加工費削減の予算レベルに上積みしたチャレンジングな目標を掲げ、それをやり遂げることが確実になるところまで来たIOTだが、この1年は現状の問題解決に取組んできただけだと課題意識は高い。
今後は、現在の「問題」だけではなく、さらに高度な目標を掲げ、中・長期的な「課題」に取り組んでいく目標を立てているという。
Madnack 氏は「1年かけてこの活動を我社の血肉にしてきましたが、さらにこの体質を強化していくために、JMAC の力も借りながら、まだ手を付けていない、品質、リードタイム、在庫、企業文化の変革などさまざまな課題に取り組んで行きたいと思っています」と語る。

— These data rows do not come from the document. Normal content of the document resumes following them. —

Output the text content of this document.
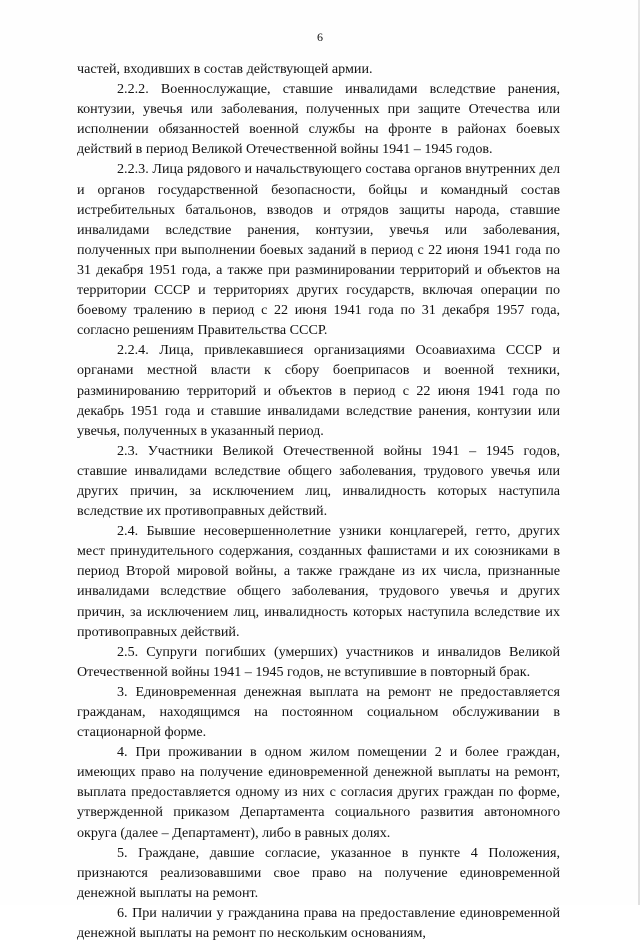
6

частей, входивших в состав действующей армии.

2.2.2. Военнослужащие, ставшие инвалидами вследствие ранения, контузии, увечья или заболевания, полученных при защите Отечества или исполнении обязанностей военной службы на фронте в районах боевых действий в период Великой Отечественной войны 1941 – 1945 годов.

2.2.3. Лица рядового и начальствующего состава органов внутренних дел и органов государственной безопасности, бойцы и командный состав истребительных батальонов, взводов и отрядов защиты народа, ставшие инвалидами вследствие ранения, контузии, увечья или заболевания, полученных при выполнении боевых заданий в период с 22 июня 1941 года по 31 декабря 1951 года, а также при разминировании территорий и объектов на территории СССР и территориях других государств, включая операции по боевому тралению в период с 22 июня 1941 года по 31 декабря 1957 года, согласно решениям Правительства СССР.

2.2.4. Лица, привлекавшиеся организациями Осоавиахима СССР и органами местной власти к сбору боеприпасов и военной техники, разминированию территорий и объектов в период с 22 июня 1941 года по декабрь 1951 года и ставшие инвалидами вследствие ранения, контузии или увечья, полученных в указанный период.

2.3. Участники Великой Отечественной войны 1941 – 1945 годов, ставшие инвалидами вследствие общего заболевания, трудового увечья или других причин, за исключением лиц, инвалидность которых наступила вследствие их противоправных действий.

2.4. Бывшие несовершеннолетние узники концлагерей, гетто, других мест принудительного содержания, созданных фашистами и их союзниками в период Второй мировой войны, а также граждане из их числа, признанные инвалидами вследствие общего заболевания, трудового увечья и других причин, за исключением лиц, инвалидность которых наступила вследствие их противоправных действий.

2.5. Супруги погибших (умерших) участников и инвалидов Великой Отечественной войны 1941 – 1945 годов, не вступившие в повторный брак.

3. Единовременная денежная выплата на ремонт не предоставляется гражданам, находящимся на постоянном социальном обслуживании в стационарной форме.

4. При проживании в одном жилом помещении 2 и более граждан, имеющих право на получение единовременной денежной выплаты на ремонт, выплата предоставляется одному из них с согласия других граждан по форме, утвержденной приказом Департамента социального развития автономного округа (далее – Департамент), либо в равных долях.

5. Граждане, давшие согласие, указанное в пункте 4 Положения, признаются реализовавшими свое право на получение единовременной денежной выплаты на ремонт.

6. При наличии у гражданина права на предоставление единовременной денежной выплаты на ремонт по нескольким основаниям,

セイシェルでのプロジェクトの成功を受け、同じプロジェクトが今年3月からガーナのグループ会社でも始まり、泉本も石田も30時間以上かけて1ヵ月おきに現地に赴く。さらにバージョンアップしたIOTの「全社戦略展開プロジェクト」と他のグループ会社への展開が楽しみだ。
担当コンサルタントからの一言
「戦略」と「オーナーシップ」
私が戦略コンサルタントになった18年前、戦略をオーナーシップと結び付けようという人は少数でした。戦略という領域は、長く「左脳」が支配していた領域だと思います。つまり、データ、ファクト(事実)、論理、これらが戦略の領域でいつも繰り返し強調されてきました。しかし、ここ数年、感情、イメージ、モチベーションと言った「右脳」領域に触れること無しには、戦略執行は不可能だと思っています。 IOTのMadnack 社長が、「このプロジェクトが成功しているのは、オーナーシップがあるからだ」と語った時、私の思いが通じたと確信しました。オーナーシップとは、人の為でなく自分のためにやるんだという強い意志の表れと言えるからです。右脳と左脳の結合(マリアージュ)があってこそ、戦略は確実に執行されるのだと私は考えます。
泉本 保彦(チーフ・コンサルタント)
※本稿はBusiness Insights Vol.50からの転載です。
社名・役職名などは取材当時のものです。